数珠の歴史
四天王寺あたりの数珠屋の娘は、一遍の時衆と共に聖徳太子の廟所である磯長(しなが)の叡福寺に居ます。
一遍は弘安7年(1284)、京の都で六字名号の賦算と念仏踊りで多くの人を集めた後、四天王寺を訪れ、数珠屋の娘を訪ねました。

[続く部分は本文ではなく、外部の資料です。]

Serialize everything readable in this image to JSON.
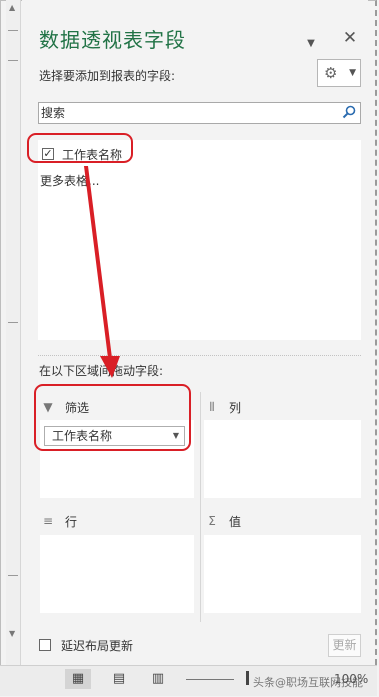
{
  "panel": {
    "title": "数据透视表字段",
    "choose_fields_label": "选择要添加到报表的字段:",
    "search": {
      "placeholder": "搜索",
      "value": ""
    }
  },
  "field_list": {
    "items": [
      {
        "label": "工作表名称",
        "checked": true
      }
    ],
    "more_tables_link": "更多表格..."
  },
  "areas": {
    "instruction": "在以下区域间拖动字段:",
    "filter": {
      "label": "筛选",
      "fields": [
        "工作表名称"
      ]
    },
    "columns": {
      "label": "列"
    },
    "rows": {
      "label": "行"
    },
    "values": {
      "label": "值"
    }
  },
  "footer": {
    "defer_label": "延迟布局更新",
    "defer_checked": false,
    "update_label": "更新"
  },
  "status_bar": {
    "watermark": "头条@职场互联网技能",
    "zoom": "100%"
  },
  "colors": {
    "title_green": "#217346",
    "highlight_red": "#d91f26"
  }
}
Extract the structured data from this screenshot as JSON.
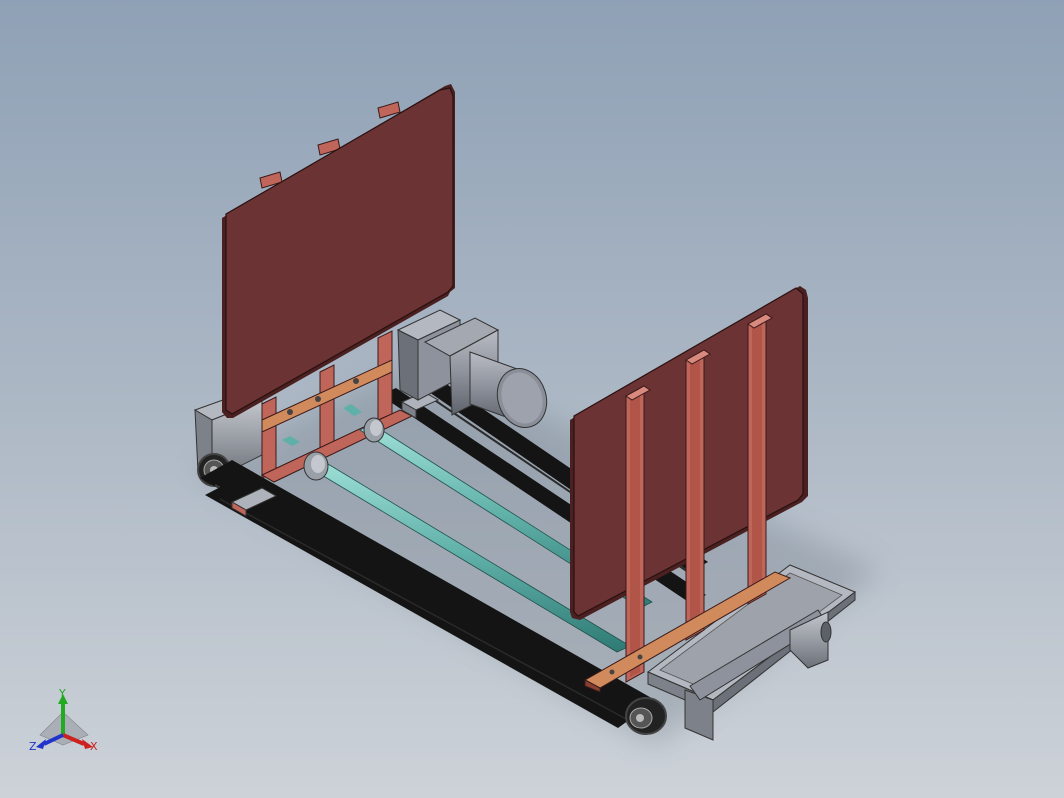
{
  "viewport": {
    "background_top": "#8fa1b6",
    "background_bottom": "#cdd2d8"
  },
  "model": {
    "panel_color": "#6b3333",
    "bracket_color": "#c0655a",
    "shaft_color": "#5fb0a8",
    "belt_color": "#141414",
    "frame_color": "#9aa0a8",
    "motor_color": "#9a9ea8"
  },
  "triad": {
    "x_label": "X",
    "y_label": "Y",
    "z_label": "Z",
    "x_color": "#cc2222",
    "y_color": "#22aa22",
    "z_color": "#2233cc"
  }
}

数珠屋の娘は丁度数珠を編んでいる処でしたが、「娘よ、また数珠を頼む」という声に顔を上げると一遍の笑顔が見えました。
「一遍様、いつ都から入られましたか」
「先ほどじゃ」
「都では随分と多くの人達の賑わいぶりでした。私も念仏踊りを拝見しました」
「そうか、どうであったか」
「それは見事な踊りでございました。極楽浄土への結縁をさせて頂きました」
「そうか、それは良かった。娘よ、私はしばらくここに逗留した後、磯長の聖徳太子の廟に参り予定だ。ついては、聖徳太子ゆかりの数珠があるいと聞いておるが」
「はい、源氏物語にも記されている数珠のことでございますね」
「ほお、源氏物語を知っておるのか」
「いえ、読んだこはございませんが、都の姫君様からお聞きしております」
「そうか、そうか」一遍は大きな笑みを湛えながらうなずきました。
『源氏物語』には聖徳太子が百済の国からもたらされた金剛子の数珠のことが、そして水晶の弟子玉のことが記されています。数珠屋の娘は都の貴族の姫君達から、そのことを耳にしていました。
「承知いたしました。金剛子で仕立て、水晶にて弟子玉をお作りします」
この時代、聖徳太子は仏教者として崇敬されていました。娘が営む数珠屋は四天王寺の門前ですが、この四天王寺も聖徳太子の発願で建立されたもので、数珠屋の娘も聖徳太子を深く崇敬していました。
数珠屋の娘は一遍と時衆の列に加わり、磯長の聖徳太子廟にお詣りすることになりました。一遍と時衆はここで3日間、参籠しています。
御廟は古墳で、聖徳太子の妃である膳部大郎女(かしわべのおおいらつめ)、母妃の穴穂部間人(あなほべのはしひと)皇后も共に祭祀されており、現在では叡福寺(えいふくじ・大阪府南河内郡太子町)の地にあり、宮内庁が管轄しています。